For years Illinois has underfunded its five pension systems. For years I have been waving a red warning flag about the American pension charade (see here, here, here, and here for a small sample), but public pensions are controlled directly or indirectly by politicians. Those politicians don’t ever want to subject their constituents to the painful measures it will take to fully fund pensions, and so rather than doing what is necessary to make the systems solvent long term, they place their faith in overly optimistic return assumptions.

Illinois is trying one last ditch effort, using the same overly optimistic strategy. The state is considering borrowing money and investing it to fund its pension system. To benefit the pension system at all, the state will have to earn a higher rate of return on the investments than it must pay in interest. That won’t always happen. In any years with negative returns on the investments, not only will the pension system receive nothing, but taxpayers will be asked to put their resources into funding the debt rather than shoring up the pension system. Even less money will be spent on the services the state actually exists to provide.

Perhaps worst of all, the state’s plan relies on market timing. That’s a bad strategy in good times, but in the heat of the second longest bull market in history, it seems even worse. Elizabeth Campbell reports on the plan for Bloomberg:

“We’re in a situation in Illinois where our pension debt is just crushing,” Martwick, a Democrat who chairs the committee, said in a telephone interview. “When you have the largest pension debt in the world, you probably ought to be thinking big.”

Illinois owes $129 billion to its five retirement systems after years of failing to make adequate annual contributions. Because the state’s constitution bans any reduction in worker retirement benefits, the government’s pension costs will continue to rise as it faces pressure to pay down that debt, a squeeze that has pushed Illinois’s bond rating to the precipice of junk.

Many American governments have sold bonds for their pensions, albeit on a much smaller scale. Illinois did so in 2003, when it issued a record $10 billion of them. New Jersey also tried it, only to see its pension shortfall soar again after the state failed to make adequate payments into the system for years.
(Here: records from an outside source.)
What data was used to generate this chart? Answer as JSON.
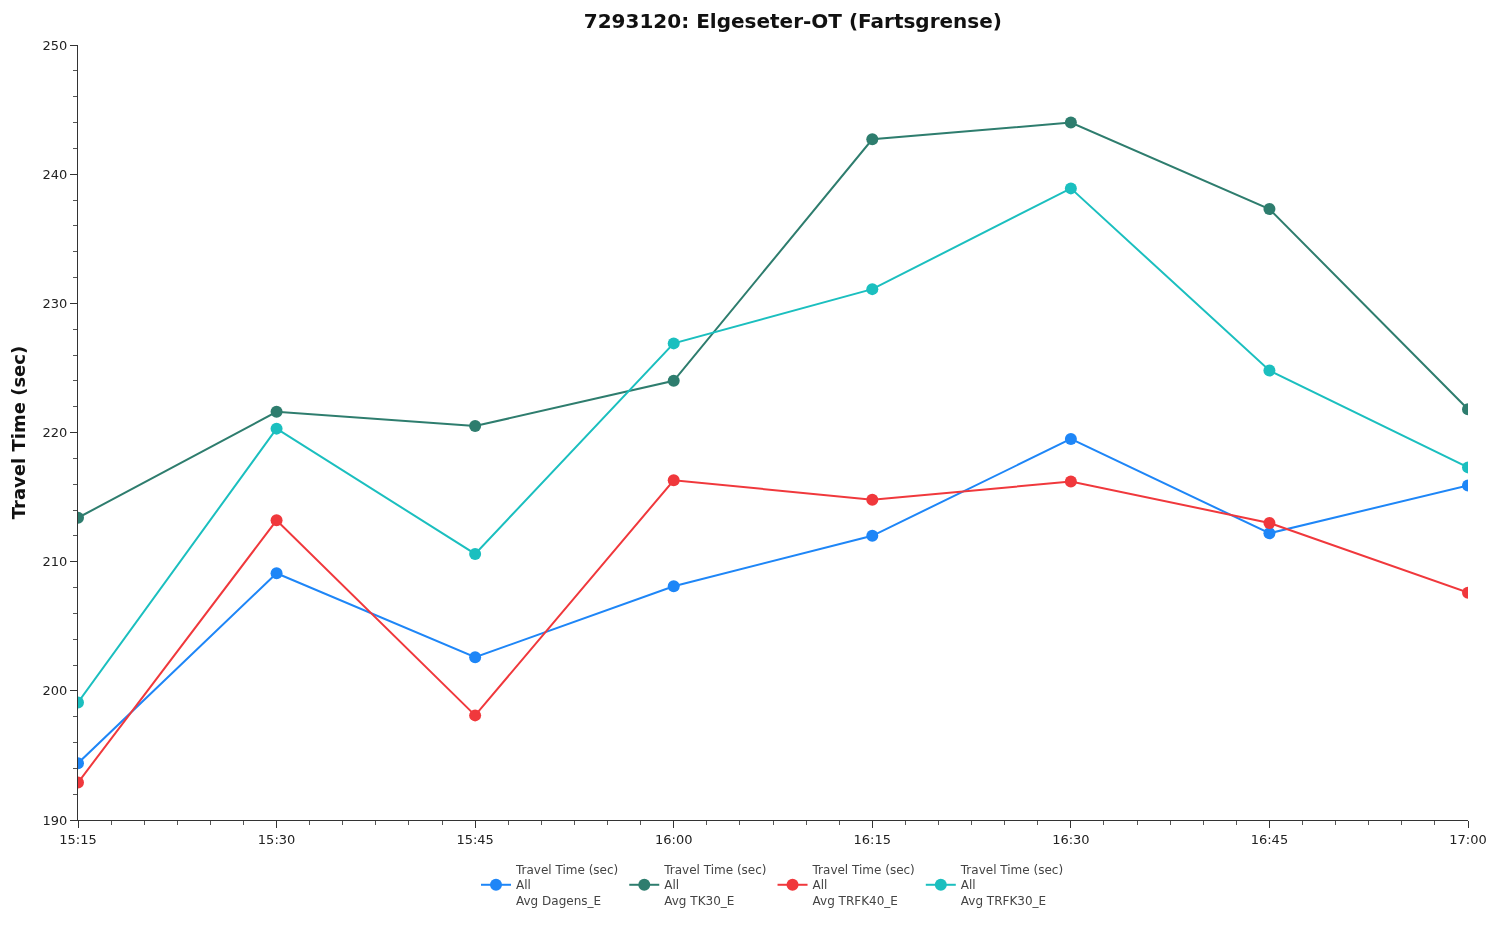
{
  "chart_data": {
    "type": "line",
    "title": "7293120: Elgeseter-OT (Fartsgrense)",
    "ylabel": "Travel Time (sec)",
    "x": [
      15.25,
      15.5,
      15.75,
      16.0,
      16.25,
      16.5,
      16.75,
      17.0
    ],
    "xlim": [
      15.25,
      17.0
    ],
    "xticks": [
      {
        "value": 15.25,
        "label": "15:15"
      },
      {
        "value": 15.5,
        "label": "15:30"
      },
      {
        "value": 15.75,
        "label": "15:45"
      },
      {
        "value": 16.0,
        "label": "16:00"
      },
      {
        "value": 16.25,
        "label": "16:15"
      },
      {
        "value": 16.5,
        "label": "16:30"
      },
      {
        "value": 16.75,
        "label": "16:45"
      },
      {
        "value": 17.0,
        "label": "17:00"
      }
    ],
    "ylim": [
      190,
      250
    ],
    "yticks": [
      190,
      200,
      210,
      220,
      230,
      240,
      250
    ],
    "grid": false,
    "legend": "bottom",
    "marker": "circle",
    "line_style": "solid",
    "series": [
      {
        "name": "Travel Time (sec)\nAll\nAvg Dagens_E",
        "color": "#1e86f7",
        "values": [
          194.4,
          209.1,
          202.6,
          208.1,
          212.0,
          219.5,
          212.2,
          215.9
        ]
      },
      {
        "name": "Travel Time (sec)\nAll\nAvg TK30_E",
        "color": "#2e7d6e",
        "values": [
          213.4,
          221.6,
          220.5,
          224.0,
          242.7,
          244.0,
          237.3,
          221.8
        ]
      },
      {
        "name": "Travel Time (sec)\nAll\nAvg TRFK40_E",
        "color": "#f0383c",
        "values": [
          192.9,
          213.2,
          198.1,
          216.3,
          214.8,
          216.2,
          213.0,
          207.6
        ]
      },
      {
        "name": "Travel Time (sec)\nAll\nAvg TRFK30_E",
        "color": "#1bbfbf",
        "values": [
          199.1,
          220.3,
          210.6,
          226.9,
          231.1,
          238.9,
          224.8,
          217.3
        ]
      }
    ]
  }
}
Detroit’s pension-fund borrowing in 2005 and 2006 helped push it into bankruptcy.

On the whole, the track record has been mixed, according to a study by the Center for Retirement Research at Boston College. Much hinges on timing the stock market: While most pension bonds have been profitable because of equity gains since the recession, those sold after the late 1990s rally or before the 2008 crash lost money, the study found. The S&P 500 Index climbed 19 percent last year and has continued to hit new highs.